Галина Щербакова - Стена
«А к миногам желательно хрен… – подумалось В. М. – Вообще вид у этой рыбы еще тот. Противная, сволочь… В воде, наверно, ух какая верткая! Стерва длинная, бесхребетная!»
Две широкие кровати арабской работы. В. М. и И. А. уже легли, предельно отодвинувшись к краям. У В. М. в руках «Футбол», у И. А. – детектив Юлиана Семенова.
«Если отправят на пенсию, открою в ванной газ – и конец, – думает И. А., глядя невидящими глазами на страницу. – Жадная, жадная… А ведь все ему останется…»
Это не мысли, это тени мыслей, когда-то родившихся, выросших, бывших в силе и сейчас уже ссохшихся к старости. Тени, которые существуют, напоминают о себе, но уже не задевают. Потому что, как ни удивительно, не задевает сама мысль о смерти. Ну и что? Будет покой. Ну и что же – что вечный? Это хорошо! Умереть бы так: чтоб знать об этом дня за три… Чтоб успеть выбросить разный хлам и дома и на работе. У нее в столе черт знает что! Если случится инсульт или инфаркт, что о ней подумают? А убрать она боится, боится этого как побуждающего к последствиям приготовления. Побуждать специально не надо. Просто хочется верить, что будут ей дарованы за всю ее трудовую, хлопотную жизнь три дня для наведения порядка. Вот тогда бы три дня она не снимала бы грацию, ходила бы в капроне и нейлоне, сделала бы педикюр, причесалась бы сама, а не в парикмахерской, так, как когда-то в молодости. Для этого надо ночь поспать в железных бигудях. Никаких на это у нее сил нет в обычной жизни, а вот уродуют ее начесом и лаком: мол, что ей еще надо, старухе? Другие как-то умеют совладать с годами: и приуменьшают их, и не поддаются, и выглядят на сорок, а у нее ощущение: каждой ее клетке пятьдесят девять и ни секундой меньше. А в парикмахерской перед большим зеркалом, на фоне этих современных девочек, что тебя равнодушно стригут и красят, ей все сто восемнадцать… Поэтому если бы ей дали три дня, один бы из них – ради такого случая – она походила бы в бигудях и сделала бы прическу сама… Без начеса, без лака, чтоб волосы по плечам волной, а вверху две приподнятые заколками пряди… Ей когда-то так шло…

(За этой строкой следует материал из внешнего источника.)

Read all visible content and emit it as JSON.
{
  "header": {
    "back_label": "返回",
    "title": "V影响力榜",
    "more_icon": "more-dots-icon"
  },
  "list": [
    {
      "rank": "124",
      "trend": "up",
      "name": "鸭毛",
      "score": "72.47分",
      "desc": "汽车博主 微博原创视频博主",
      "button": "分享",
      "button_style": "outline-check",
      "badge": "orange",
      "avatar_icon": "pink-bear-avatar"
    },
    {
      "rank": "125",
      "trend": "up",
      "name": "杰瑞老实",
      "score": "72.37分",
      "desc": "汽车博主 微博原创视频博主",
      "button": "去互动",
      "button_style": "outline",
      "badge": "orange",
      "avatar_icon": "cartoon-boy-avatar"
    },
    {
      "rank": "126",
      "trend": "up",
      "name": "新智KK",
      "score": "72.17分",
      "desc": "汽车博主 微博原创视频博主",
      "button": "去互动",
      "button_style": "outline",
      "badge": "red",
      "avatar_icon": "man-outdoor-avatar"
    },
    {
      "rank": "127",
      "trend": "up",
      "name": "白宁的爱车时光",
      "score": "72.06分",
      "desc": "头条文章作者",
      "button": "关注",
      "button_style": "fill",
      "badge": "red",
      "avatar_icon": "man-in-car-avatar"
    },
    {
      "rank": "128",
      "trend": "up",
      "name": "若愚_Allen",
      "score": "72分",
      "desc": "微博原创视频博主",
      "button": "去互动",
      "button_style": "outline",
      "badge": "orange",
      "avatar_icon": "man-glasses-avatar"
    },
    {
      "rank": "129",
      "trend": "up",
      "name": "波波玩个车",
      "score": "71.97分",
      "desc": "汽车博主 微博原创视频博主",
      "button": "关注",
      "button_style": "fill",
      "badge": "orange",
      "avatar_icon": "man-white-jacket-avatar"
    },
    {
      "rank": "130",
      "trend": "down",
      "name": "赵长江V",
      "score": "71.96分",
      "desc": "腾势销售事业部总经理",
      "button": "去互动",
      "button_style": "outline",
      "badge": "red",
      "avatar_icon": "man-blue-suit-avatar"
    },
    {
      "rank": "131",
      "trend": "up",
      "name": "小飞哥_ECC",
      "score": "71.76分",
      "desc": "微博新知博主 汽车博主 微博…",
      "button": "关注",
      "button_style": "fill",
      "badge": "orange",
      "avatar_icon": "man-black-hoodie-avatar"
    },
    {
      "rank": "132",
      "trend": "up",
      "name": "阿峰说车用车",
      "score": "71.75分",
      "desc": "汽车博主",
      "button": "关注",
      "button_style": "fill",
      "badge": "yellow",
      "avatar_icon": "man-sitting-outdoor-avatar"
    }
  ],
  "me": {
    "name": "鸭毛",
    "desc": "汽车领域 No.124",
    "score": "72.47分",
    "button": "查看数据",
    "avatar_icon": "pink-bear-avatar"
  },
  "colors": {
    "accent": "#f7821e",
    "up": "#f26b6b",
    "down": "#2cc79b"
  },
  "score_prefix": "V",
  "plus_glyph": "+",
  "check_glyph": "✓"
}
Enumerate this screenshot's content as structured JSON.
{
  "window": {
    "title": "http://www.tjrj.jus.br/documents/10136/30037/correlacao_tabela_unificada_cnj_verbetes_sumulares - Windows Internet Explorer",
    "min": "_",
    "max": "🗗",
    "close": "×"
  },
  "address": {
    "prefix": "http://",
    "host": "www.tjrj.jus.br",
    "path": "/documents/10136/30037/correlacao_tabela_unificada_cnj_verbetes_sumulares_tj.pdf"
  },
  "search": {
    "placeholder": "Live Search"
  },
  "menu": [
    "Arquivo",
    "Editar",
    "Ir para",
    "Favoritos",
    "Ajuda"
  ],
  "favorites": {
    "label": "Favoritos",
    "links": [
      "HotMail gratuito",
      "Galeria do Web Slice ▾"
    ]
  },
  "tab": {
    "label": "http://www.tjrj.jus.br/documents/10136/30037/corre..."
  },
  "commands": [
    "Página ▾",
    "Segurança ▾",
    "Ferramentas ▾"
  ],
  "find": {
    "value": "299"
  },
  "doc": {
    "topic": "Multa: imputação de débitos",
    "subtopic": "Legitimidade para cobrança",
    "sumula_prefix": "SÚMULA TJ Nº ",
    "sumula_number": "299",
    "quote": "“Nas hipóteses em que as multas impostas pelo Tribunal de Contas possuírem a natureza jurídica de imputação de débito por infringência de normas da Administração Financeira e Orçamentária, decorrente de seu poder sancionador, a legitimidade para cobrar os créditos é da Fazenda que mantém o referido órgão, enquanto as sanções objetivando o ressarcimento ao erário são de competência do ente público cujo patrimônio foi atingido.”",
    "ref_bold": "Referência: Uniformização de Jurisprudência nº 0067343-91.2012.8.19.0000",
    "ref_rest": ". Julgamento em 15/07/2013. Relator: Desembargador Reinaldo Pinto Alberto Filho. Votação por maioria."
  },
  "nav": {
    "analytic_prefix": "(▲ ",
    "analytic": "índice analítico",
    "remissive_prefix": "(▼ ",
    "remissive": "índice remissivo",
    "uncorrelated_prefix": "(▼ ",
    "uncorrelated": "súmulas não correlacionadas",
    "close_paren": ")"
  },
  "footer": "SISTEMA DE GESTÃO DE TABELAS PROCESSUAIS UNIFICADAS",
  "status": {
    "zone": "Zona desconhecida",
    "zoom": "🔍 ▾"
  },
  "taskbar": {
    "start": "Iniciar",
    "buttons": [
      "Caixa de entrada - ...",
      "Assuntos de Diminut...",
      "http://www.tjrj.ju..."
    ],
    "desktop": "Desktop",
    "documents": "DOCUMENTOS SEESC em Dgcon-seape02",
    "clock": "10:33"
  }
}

Конечно, он уже заметил, что она не листает страницы. Пусть! Она, честно говоря, не понимает этой сегодняшней манеры читать детективы. Глупое занятие! Эту книгу ей принес ее новый зам, взятый недавно с периферии. Тридцать девять лет. Сейчас он ей носит модные книжки, не уходит с работы, пока не уйдет она, а через год? Два? Через год, два ему станет тесно в отведенном кабинете, и он начнет всюду на нее капать… Возраст, будет говорить, возраст… Не те реакции, не та скорость мысли, а он, дескать, не обязан за свои, меньшие деньги подстраховывать ее, большие. Анна Берг, из соседнего отдела, два года назад съеденная таким образом, предупредила: «Только не вздумай его сделать своим любовником. Я проверила этот путь. Он короче к последней двери. Так знать мужику, насколько ты старая, ни в коем разе не надо… Он и это вспомнит, где надо…»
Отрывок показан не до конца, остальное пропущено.